Guidelines from research in human populations were modified for dogs and cats to create the PetSORT checklist, which can be viewed online.
“For instance, human randomized controlled trials don’t account for how euthanasia is dealt with in the analyses,” Ruple said. “In pet populations, we do need to do that. Euthanasia does exist in human populations, but not at the level that it does in dog and cat population.
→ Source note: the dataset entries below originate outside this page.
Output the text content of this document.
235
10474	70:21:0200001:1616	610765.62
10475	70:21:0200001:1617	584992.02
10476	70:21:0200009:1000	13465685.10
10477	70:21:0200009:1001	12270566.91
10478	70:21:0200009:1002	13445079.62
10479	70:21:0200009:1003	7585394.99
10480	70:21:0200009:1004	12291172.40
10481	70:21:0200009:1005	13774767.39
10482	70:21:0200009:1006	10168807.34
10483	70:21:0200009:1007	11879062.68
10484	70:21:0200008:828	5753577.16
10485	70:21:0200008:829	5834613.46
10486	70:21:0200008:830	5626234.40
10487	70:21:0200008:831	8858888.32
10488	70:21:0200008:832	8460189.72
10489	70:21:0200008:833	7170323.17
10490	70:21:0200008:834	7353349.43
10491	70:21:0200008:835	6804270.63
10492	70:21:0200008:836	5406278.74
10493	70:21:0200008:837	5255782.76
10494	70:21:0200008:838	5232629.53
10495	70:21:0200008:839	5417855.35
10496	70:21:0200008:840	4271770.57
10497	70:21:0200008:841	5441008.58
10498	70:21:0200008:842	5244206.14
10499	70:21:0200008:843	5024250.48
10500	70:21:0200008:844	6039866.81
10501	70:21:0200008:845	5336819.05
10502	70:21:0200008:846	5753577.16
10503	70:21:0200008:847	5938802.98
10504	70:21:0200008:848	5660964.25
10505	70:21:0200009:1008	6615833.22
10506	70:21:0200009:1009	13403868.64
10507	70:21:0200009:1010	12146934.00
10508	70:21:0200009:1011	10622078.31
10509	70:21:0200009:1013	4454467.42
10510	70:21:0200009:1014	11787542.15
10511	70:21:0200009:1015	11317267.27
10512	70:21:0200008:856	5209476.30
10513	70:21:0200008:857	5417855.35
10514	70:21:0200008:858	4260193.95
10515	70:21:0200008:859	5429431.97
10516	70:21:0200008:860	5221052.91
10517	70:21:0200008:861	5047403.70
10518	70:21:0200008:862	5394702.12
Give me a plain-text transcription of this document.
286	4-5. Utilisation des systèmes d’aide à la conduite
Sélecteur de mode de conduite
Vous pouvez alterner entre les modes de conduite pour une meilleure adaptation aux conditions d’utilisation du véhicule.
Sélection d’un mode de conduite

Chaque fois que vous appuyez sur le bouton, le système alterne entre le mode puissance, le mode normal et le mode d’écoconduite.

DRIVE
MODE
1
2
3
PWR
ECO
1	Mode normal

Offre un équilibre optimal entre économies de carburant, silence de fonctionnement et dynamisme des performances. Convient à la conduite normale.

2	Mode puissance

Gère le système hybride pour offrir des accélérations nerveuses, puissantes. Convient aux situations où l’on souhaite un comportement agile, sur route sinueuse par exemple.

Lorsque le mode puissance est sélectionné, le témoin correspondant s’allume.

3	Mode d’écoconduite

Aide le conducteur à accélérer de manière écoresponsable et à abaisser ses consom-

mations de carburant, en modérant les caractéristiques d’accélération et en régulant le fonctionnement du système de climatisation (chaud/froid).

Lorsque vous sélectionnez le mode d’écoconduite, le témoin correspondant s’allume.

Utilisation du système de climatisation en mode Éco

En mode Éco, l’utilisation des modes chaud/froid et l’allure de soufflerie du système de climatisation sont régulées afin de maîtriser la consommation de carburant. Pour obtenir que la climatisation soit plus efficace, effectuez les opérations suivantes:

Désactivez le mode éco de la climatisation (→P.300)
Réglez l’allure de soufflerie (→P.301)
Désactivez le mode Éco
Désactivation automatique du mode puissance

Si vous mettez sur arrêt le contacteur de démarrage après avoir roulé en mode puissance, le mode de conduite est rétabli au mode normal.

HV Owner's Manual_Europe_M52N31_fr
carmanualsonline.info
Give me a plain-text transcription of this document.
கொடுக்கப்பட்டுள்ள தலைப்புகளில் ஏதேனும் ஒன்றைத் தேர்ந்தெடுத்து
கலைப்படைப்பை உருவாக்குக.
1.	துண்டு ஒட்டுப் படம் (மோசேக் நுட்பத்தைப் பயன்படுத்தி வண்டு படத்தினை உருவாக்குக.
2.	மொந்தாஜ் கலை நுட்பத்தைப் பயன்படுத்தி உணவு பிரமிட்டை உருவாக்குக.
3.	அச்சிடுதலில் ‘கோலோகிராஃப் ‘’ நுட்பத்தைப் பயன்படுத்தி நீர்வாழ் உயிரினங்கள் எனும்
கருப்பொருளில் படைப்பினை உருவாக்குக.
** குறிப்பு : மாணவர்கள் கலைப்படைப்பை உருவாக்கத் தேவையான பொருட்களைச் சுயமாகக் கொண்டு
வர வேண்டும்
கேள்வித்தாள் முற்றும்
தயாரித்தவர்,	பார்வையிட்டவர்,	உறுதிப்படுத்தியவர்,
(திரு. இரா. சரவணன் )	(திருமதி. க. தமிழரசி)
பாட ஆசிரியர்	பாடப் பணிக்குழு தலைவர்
So that’s the kind of guideline that has been created to reflect the population in which these studies are being conducted.”
Now that the guidelines are being published, applying them will require journal editors and private and public labs across North America to begin utilizing them in order for them to affect the quality of reporting.
“Our next step is to approach journal editors and start getting influential to say we will no longer publish randomized controlled trials in the absence of this checklist being completed, so eventually it will become part of their submission process,” Ruple said. “We’ve got this whole battery of checklists now for research conducted using large animals and companion animals, and we plan to send them out to all the academic research teams across the U.S., Canada, Australia, and the U.K., and will include deans of research so they will be more aware of their existence and hopefully they will then pass that on to their faculty
“Plus, with having a group of 56 experts as our consensus panel, we hope that they will also serve as advocates for the inclusion of the PetSORT guidelines in their spheres of influence as well.”
The benefits of the new reporting process will reach veterinary clinics and pet owners, collaborators said.
“Of course, improved reporting of trial results also directly impacts the well-being of pets and even benefits clinicians’ well-being by reducing uncertainty in clinical decision-making,” O’Connor said.
“Most of the clinical recommendations that we make in medicine, what your average general practitioner veterinarian is recommending you do for the health of your pet, are based upon randomized controlled trials that are done in dog or cat populations at research institutions or within industry,” Ruple said. “The reason we know how certain treatments work is because of randomized controlled trials. So it really will affect the everyday in a really invisible way for most pet owners, but in a way that can have major impact in terms of long-term health and longevity for the various species.”